In Afghanistan, the tragic Kandahar killing spree has prompted renewed talk about the proposed U.S. Afghan Strategic Partnership Agreement. At stake in these discussions is the security of Afghanistan, the U.S. and the region. Citizens in the U.S. and Afghanistan should be urgently exchanging their views or concerns about this partnership. Many are not even aware of it.
Currently, citizens of Syria and the world can at least discuss Kofi Annan’s warning that the situation in Syria should be handled "very, very carefully" to avoid an escalation that would de-stabilize the region, after an earlier warning against further militarization of the Syrian crisis. The crisis in Afghanistan is as severe as the one in Syria, if not more chronic. Two million Afghans have been killed four decades of war. Yet, not a single diplomat is warning against the further militarization of the Afghan crisis.
The previous U.N. Envoy to Afghanistan, Kai Edie, did try:“The most important reason for my bitterness was my ever-growing disagreement with Washington's strategy in Afghanistan,” Kai Edie writes, in his book Power Struggle over Afghanistan. “It had become increasingly dominated by military strategies, forces, and offensives. Urgent civilian and political requirements were treated as appendices to the military tasks. The U.N. had never been really involved or consulted by Washington on critical strategy-related questions, nor had even the closest NATO partners. More importantly, Afghan authorities had mostly been spectators to the formation of a strategy aimed at solving the conflict in their own country.”
It has taken the tragic killing-spree of 16 civilians in Kandahar for the world to notice the anger that the war has enflamed in the hearts of both U.S. soldiers and Afghan mothers.
Military and foreign policy elites in Washington have encouraged a conventional presumption that the ‘war on terror’ requires a long-term U.S. military presence in Afghanistan. Underlying that presumption is a deeper assumption that ‘terrorism’ can be resolved through war. That is, the supposition is that humanity can somehow counter ‘terrorism’ by killing as many ‘terrorists’ as possible, regardless of the anger these killings, so similar in themselves to terrorist acts, must necessarily fuel, not to mention the costly ‘collateral damage.’
Taxpayers from the 50 coalition countries involved in the Afghan war should be alarmed at how and where their money is spent. They should be considering how they would feel were they offered $2000 in compensation for the murder of a child, husband, father or mother, the compensation NATO handed out ‘ex-gratia’ (with no admission of its own wrongdoing) to the families of the 16 children, women and men slaughtered in their sleep on March 11,2012.

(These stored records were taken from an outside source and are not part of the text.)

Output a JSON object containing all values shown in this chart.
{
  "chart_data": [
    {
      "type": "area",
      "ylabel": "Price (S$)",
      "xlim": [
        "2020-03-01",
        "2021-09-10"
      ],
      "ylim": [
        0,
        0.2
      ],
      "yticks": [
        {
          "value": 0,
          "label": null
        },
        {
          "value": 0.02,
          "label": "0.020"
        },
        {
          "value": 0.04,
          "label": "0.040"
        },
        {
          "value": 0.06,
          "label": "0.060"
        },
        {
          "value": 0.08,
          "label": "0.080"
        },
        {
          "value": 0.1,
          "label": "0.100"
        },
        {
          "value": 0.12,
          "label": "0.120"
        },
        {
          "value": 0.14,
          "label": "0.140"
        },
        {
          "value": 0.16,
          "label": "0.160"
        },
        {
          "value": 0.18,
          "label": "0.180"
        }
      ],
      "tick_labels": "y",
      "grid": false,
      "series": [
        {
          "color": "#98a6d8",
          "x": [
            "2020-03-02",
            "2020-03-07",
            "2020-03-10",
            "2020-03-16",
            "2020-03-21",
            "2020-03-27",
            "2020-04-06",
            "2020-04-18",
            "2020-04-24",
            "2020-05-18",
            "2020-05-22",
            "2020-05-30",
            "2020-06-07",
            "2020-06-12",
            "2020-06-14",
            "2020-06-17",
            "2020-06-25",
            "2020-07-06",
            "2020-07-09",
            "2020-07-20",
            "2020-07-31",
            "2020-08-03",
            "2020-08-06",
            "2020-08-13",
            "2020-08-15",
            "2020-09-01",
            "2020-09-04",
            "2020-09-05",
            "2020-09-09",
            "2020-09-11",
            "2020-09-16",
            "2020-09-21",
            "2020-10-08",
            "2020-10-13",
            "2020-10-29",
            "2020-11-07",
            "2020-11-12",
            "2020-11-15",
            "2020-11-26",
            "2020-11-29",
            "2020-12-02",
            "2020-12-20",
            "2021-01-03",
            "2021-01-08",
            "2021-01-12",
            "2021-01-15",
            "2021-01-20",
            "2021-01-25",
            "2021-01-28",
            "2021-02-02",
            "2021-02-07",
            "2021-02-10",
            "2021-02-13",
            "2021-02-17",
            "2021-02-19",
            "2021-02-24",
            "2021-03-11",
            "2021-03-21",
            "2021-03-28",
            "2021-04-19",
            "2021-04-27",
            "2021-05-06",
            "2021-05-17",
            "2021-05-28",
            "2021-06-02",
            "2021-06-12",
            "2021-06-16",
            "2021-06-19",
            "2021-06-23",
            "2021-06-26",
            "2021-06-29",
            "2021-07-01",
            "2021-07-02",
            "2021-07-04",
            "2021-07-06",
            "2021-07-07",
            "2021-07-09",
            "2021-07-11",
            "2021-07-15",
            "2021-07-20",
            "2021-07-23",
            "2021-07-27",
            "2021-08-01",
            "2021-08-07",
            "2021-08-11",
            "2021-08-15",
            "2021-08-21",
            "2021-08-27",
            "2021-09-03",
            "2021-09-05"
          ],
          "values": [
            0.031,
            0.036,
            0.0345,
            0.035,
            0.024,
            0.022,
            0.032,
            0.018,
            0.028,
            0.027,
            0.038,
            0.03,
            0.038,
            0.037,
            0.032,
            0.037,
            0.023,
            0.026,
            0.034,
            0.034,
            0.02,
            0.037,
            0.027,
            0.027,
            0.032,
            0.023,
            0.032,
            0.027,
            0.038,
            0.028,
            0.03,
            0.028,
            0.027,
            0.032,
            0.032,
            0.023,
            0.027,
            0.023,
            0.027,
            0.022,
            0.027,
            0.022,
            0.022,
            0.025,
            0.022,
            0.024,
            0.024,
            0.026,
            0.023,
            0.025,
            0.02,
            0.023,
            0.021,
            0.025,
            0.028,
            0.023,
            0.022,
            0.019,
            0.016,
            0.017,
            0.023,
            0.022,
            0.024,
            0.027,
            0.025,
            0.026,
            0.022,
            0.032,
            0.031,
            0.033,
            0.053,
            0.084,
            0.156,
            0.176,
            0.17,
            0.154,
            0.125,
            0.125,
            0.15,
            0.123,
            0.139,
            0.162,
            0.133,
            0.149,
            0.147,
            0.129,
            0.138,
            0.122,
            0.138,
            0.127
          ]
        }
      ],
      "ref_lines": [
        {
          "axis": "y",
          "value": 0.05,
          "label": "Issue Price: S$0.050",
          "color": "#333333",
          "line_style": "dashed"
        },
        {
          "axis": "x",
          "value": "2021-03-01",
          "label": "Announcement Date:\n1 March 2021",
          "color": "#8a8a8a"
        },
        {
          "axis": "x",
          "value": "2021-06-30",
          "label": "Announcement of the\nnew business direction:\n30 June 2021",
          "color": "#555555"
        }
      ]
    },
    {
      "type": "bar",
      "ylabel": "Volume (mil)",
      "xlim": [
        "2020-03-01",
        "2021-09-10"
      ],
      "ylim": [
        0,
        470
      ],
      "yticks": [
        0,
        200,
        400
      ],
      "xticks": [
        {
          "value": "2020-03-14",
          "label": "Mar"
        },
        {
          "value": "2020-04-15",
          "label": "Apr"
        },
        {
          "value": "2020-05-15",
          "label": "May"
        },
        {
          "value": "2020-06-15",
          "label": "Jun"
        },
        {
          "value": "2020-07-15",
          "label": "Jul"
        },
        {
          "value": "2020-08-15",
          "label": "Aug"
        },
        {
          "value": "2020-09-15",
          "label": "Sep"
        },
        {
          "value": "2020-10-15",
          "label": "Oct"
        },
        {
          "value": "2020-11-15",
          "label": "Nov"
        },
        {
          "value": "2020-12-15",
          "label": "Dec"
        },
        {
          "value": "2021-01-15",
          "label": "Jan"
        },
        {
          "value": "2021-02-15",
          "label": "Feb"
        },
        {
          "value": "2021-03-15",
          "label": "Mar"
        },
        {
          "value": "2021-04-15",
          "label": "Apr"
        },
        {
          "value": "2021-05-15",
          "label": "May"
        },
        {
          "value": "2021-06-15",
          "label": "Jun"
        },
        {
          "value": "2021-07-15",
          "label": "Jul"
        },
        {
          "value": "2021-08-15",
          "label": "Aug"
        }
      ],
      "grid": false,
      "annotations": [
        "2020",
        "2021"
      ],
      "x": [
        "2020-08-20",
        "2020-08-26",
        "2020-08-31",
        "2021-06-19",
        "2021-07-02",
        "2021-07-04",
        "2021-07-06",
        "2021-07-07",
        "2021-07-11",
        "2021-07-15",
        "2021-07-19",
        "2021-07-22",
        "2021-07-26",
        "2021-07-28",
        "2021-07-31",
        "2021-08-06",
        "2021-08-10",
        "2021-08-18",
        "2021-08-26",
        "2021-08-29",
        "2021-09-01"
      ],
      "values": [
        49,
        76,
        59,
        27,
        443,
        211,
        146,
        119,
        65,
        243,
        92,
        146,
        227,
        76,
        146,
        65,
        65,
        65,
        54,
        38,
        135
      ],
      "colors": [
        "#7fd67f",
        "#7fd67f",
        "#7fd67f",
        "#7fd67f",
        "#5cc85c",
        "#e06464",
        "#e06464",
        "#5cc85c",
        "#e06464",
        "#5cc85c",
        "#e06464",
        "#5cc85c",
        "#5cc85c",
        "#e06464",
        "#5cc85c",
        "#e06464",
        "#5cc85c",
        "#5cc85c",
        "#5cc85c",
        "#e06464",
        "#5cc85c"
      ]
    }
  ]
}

Will the Afghan Parliament, the U.S. public or the U.N. debate the 10-year U.S. war strategy in Afghanistan? Will the Afghan Parliament, the U.S. public or the U.N. debate the U.S. Afghan Strategic Partnership Agreement?
The Afghan Parliament
A few Afghan Parliament lawmakers have already raised a protest following the Kandahar killings. Following the U.S. decision to move the soldier who allegedly committed the massacre to Kuwait, a Kandahar lawmaker, Abdul Khaliq Balakarzai, said that agreement. On the 14th of November 2011, the National Security Advisor to President Karzai, Dr. Rangin Spanta, had announced that the Strategic Partnership Agreement will be finalized by the Afghan Parliament. Will that be the case, or did Dr. Rangin Spanta lie to pacify public sentiment? Note that last year, the parallel Iraqi Status of Forces Agreement was put to the Iraqi Parliament for approval and was rejected, denying the U.S. long-term, uniformed military presence in Iraq. Neither the Iraqi Parliament nor the Iraqi public wanted the Iraqi Status of Forces Agreement to be signed. They deemed that it was not in their interests. This could be the case as well in Afghanistan, if the Obama/Karzai administrations allowed democratic parliamentary processes.
The American Public
It has been reported that 60% of the U.S. public believes that the war is not worth its cost in life and expense, according to the latest Washington Post-ABC News Poll. However, Hillary Clinton and Robert Gates have already insisted that low public approval of the Afghan war won't change (U.S.) policy. “I think if you look at polling in almost all of our 49 coalition partners' countries, public opinion is in doubt," said Defence Secretary Robert Gates. "Public opinion would be majority, in terms of majority, against their participation. I would just say it's obviously the responsibility of leaders to pay attention to public opinion, but at the end of the day, their responsibility is to look out for the public interest and look to the long term." So, whether led by the previous Republican, George Bush, or wanting-a-second term Democrat Barack Obama, there’s not much likelihood the U.S. government will value a poll showing that 60% of the U.S. people want the war to end.